Thanks to the ECEAE’s long-running campaign throughout the 1990s, the EU finally banned animal testing for cosmetics products in 2004 under the Cosmetics Directive.
In 2009 the second stage of the Cosmetics Directive came into force making it illegal to test cosmetic ingredients on animals, or sell any animal tested ingredients to be used in cosmetics in the EU.
There are, however, currently a number of exemptions to this
Our scientists saved over 4.5 million innocent animals from suffering in chemicals testing by highlighting gaps in REACH regulations where there was a huge risk companies might duplicate animal tests. The European Chemicals Agency (ECHA) issued clarification and guidance to ensure these tests would not take place.
Another amendment the ECEAE lobbied hard for was to give animal protection groups the chance to scrutinise the animal testing proposals which are submitted for REACH. The legislation now gives 45 days for public scrutiny of certain tests to see if there is existing data or another method that could be used. Our scientific experts are going over these proposals with a fine-tooth comb looking for ways to eliminate animal use.

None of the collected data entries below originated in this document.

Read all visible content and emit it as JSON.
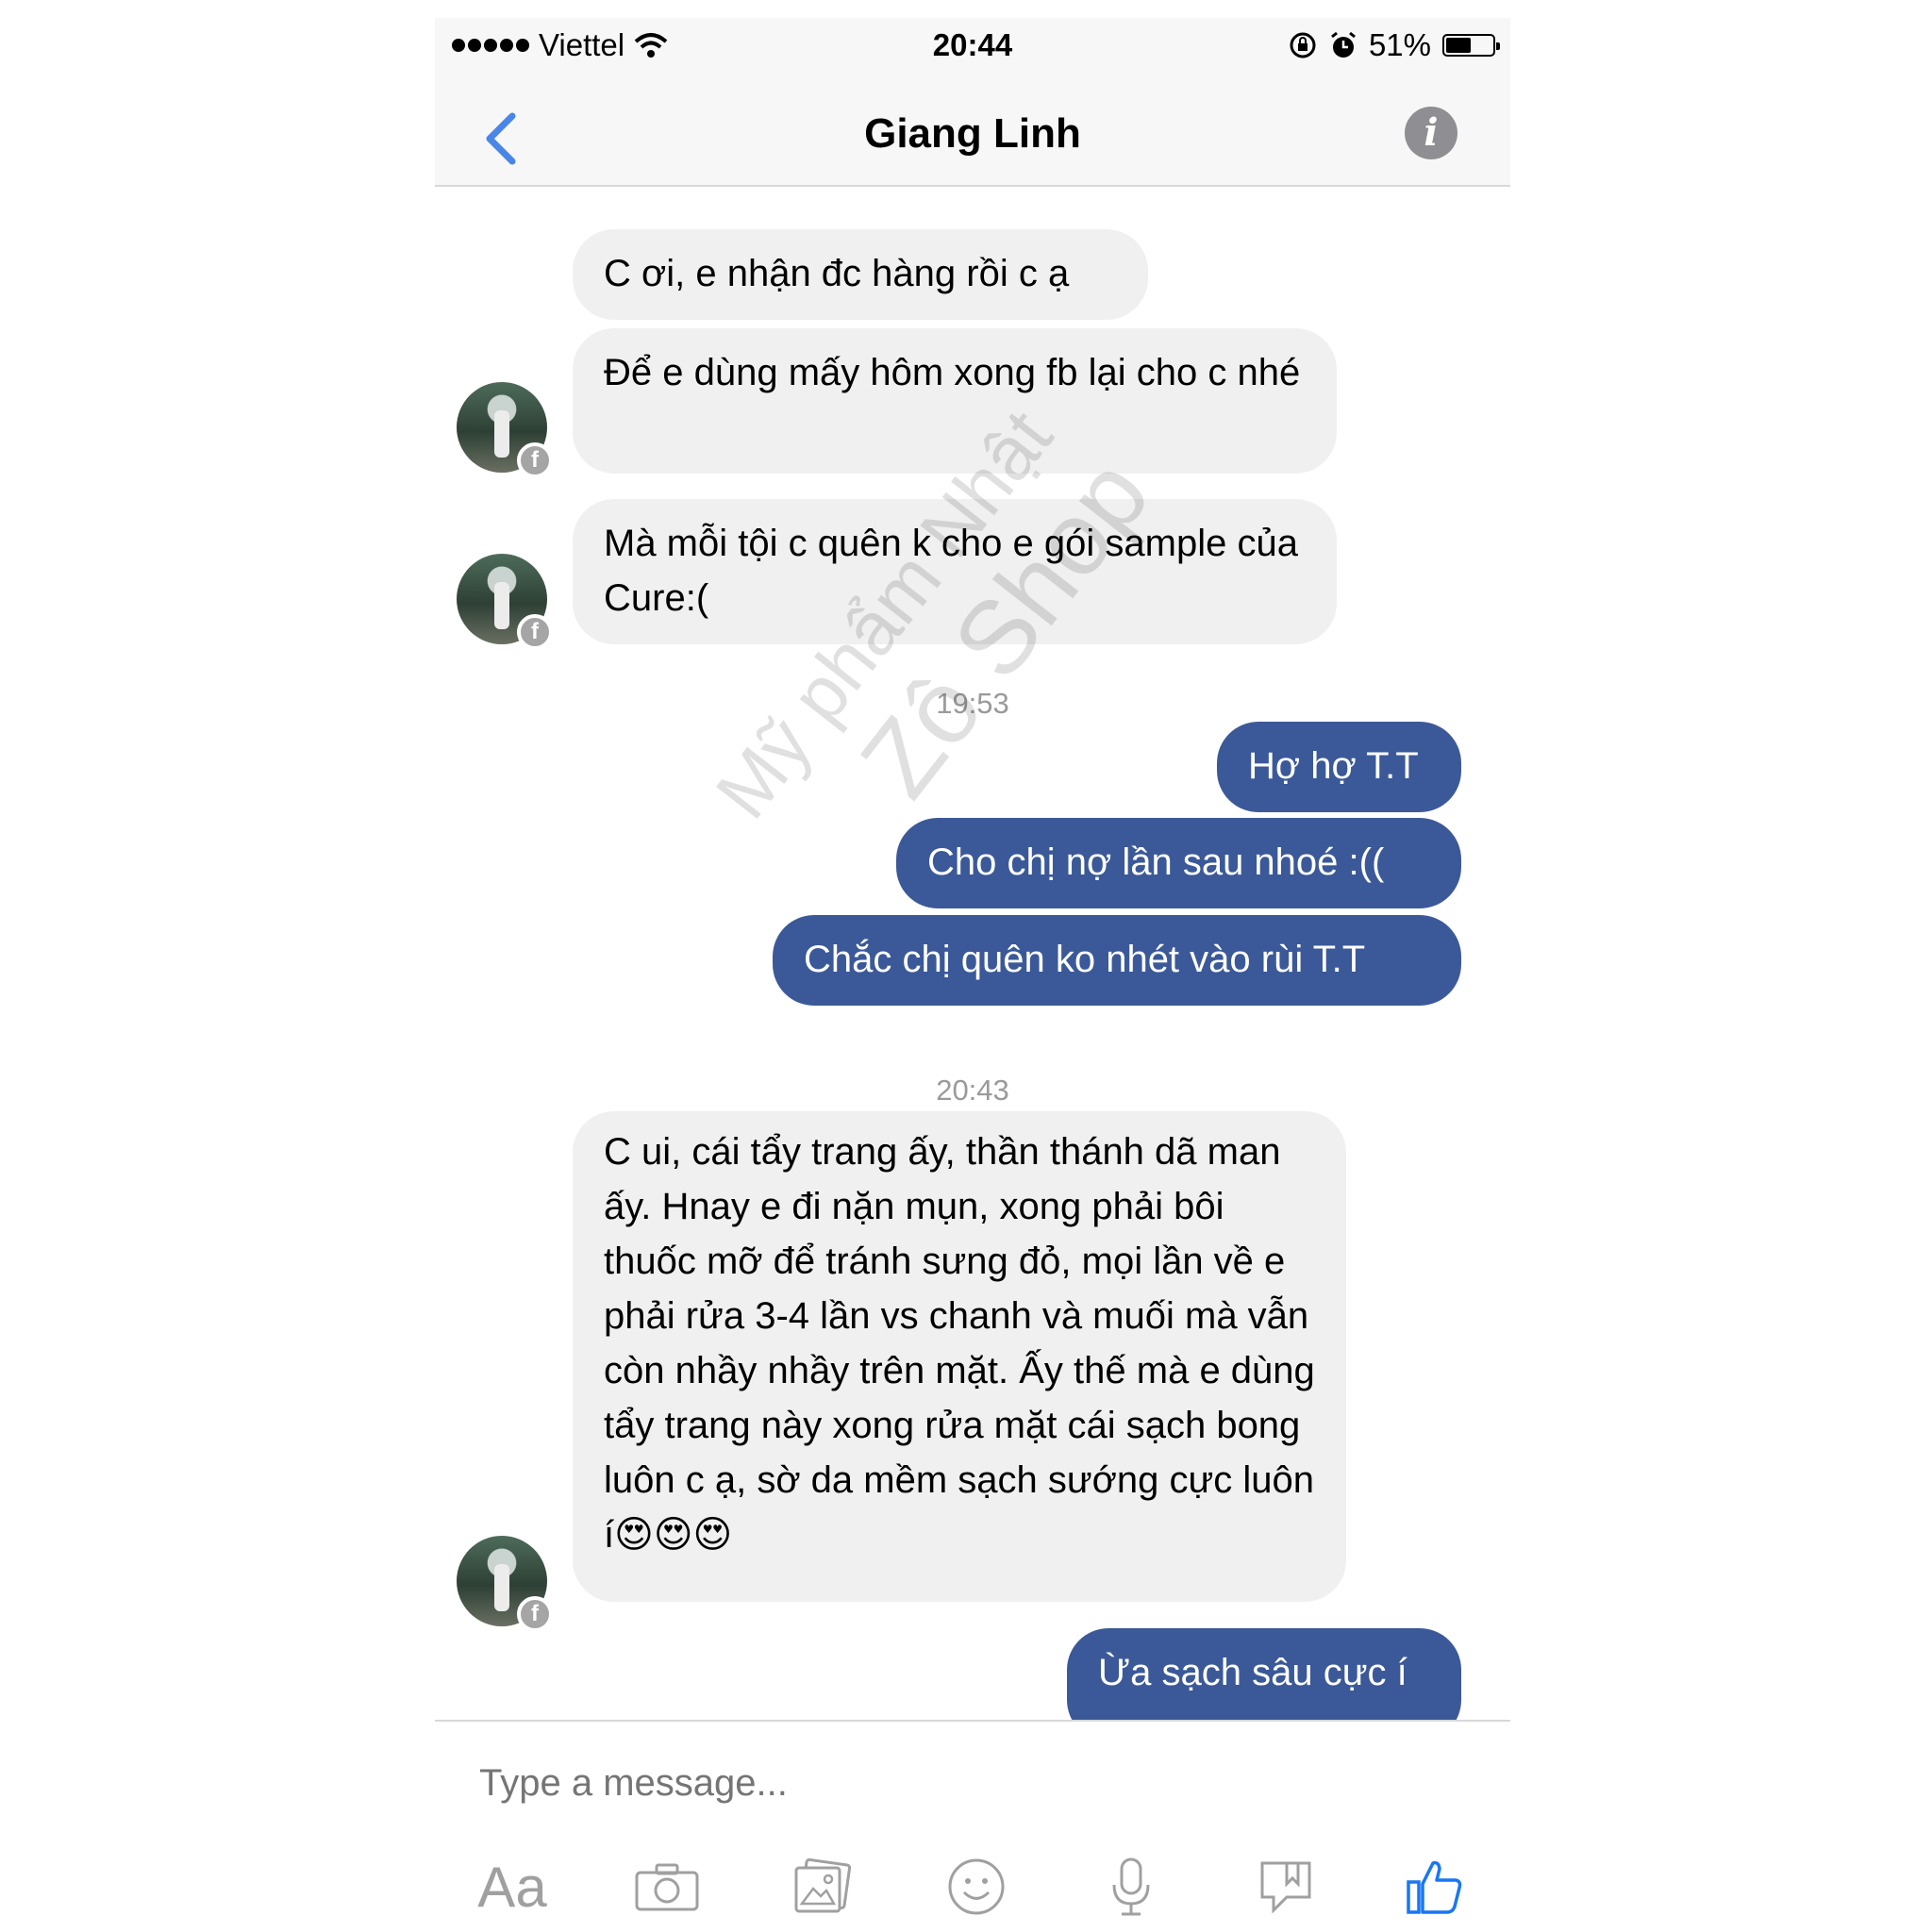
{
  "status": {
    "carrier": "Viettel",
    "time": "20:44",
    "battery": "51%"
  },
  "header": {
    "title": "Giang Linh"
  },
  "messages": [
    {
      "dir": "in",
      "text": "C ơi, e nhận đc hàng rồi c ạ"
    },
    {
      "dir": "in",
      "text": "Để e dùng mấy hôm xong fb lại cho c nhé"
    },
    {
      "dir": "in",
      "text": "Mà mỗi tội c quên k cho e gói sample của Cure:("
    },
    {
      "timestamp": "19:53"
    },
    {
      "dir": "out",
      "text": "Hợ hợ T.T"
    },
    {
      "dir": "out",
      "text": "Cho chị nợ lần sau nhoé :(("
    },
    {
      "dir": "out",
      "text": "Chắc chị quên ko nhét vào rùi T.T"
    },
    {
      "timestamp": "20:43"
    },
    {
      "dir": "in",
      "text": "C ui, cái tẩy trang ấy, thần thánh dã man ấy. Hnay e đi nặn mụn, xong phải bôi thuốc mỡ để tránh sưng đỏ, mọi lần về e phải rửa 3-4 lần vs chanh và muối mà vẫn còn nhầy nhầy trên mặt. Ấy thế mà e dùng tẩy trang này xong rửa mặt cái sạch bong luôn c ạ, sờ da mềm sạch sướng cực luôn í😍😍😍"
    },
    {
      "dir": "out",
      "text": "Ừa sạch sâu cực í"
    }
  ],
  "watermark": {
    "line1": "Mỹ phẩm Nhật",
    "line2": "Zô Shop"
  },
  "composer": {
    "placeholder": "Type a message...",
    "tools": [
      "text-icon",
      "camera-icon",
      "gallery-icon",
      "emoji-icon",
      "microphone-icon",
      "sticker-icon",
      "like-icon"
    ],
    "aa_label": "Aa"
  },
  "colors": {
    "accent": "#4a86e8",
    "outgoing": "#3b5998",
    "incoming": "#f0f0f0",
    "like": "#1877f2"
  }
}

30,000 chemicals will be evaluated under the EU’s new chemical testing regulations REACH. Many of these chemicals had been privately animal-tested years ago by the companies that manufacture them - but none wanted to share the data with their competitors.
The ECEAE successfully campaigned for mandatory data sharing so that companies must pool their collective animal-testing data on a particular chemical, ensuring that safety testing should only be carried out once. Thanks to the ECEAE, data-sharing is now a central feature of the legislation and there are penalties for companies that don’t comply, but we are remaining vigilant about what actually happens in practice.
Due to our intensive lobbying, the development and use of alternatives has been placed centrally in the REACH legislation.
For example, Article 1 now states specifically that one of the aims of REACH is the ‘promotion of alternative methods for assessment of hazards of substances’. It also states that the development of alternatives should be prioritised in future European Union research. Animals can only be used ‘as a last resort’ – we think they should not be used at all, but this is still a big step forward.
The ECEAE’s Humane Cosmetics Standard (HCS), represented by the Leaping Bunny logo, is the only internationally-recognised scheme that guarantees cosmetics and cleaning products companies have moved away from animal testing. Thanks to the HCS, consumers can now choose from over a hundred different approved brands with confidence that the products are cruelty free.
In July 2007 Malaysia announced it was lifting its longstanding ban on the export of monkeys for research. The ECEAE joined forces with an international coalition and led the campaign in Europe with letters of protest sent to the Malaysian government and its Embassies throughout Europe. The Malaysian government announced in early 2008 its intention to reinstate the ban – leaving Malaysian monkeys safe from being exported for research.
In 2009 an attempt to establish a primate testing facility in Malaysia by a European company was suspended following widespread protest from the ECEAE and our partners.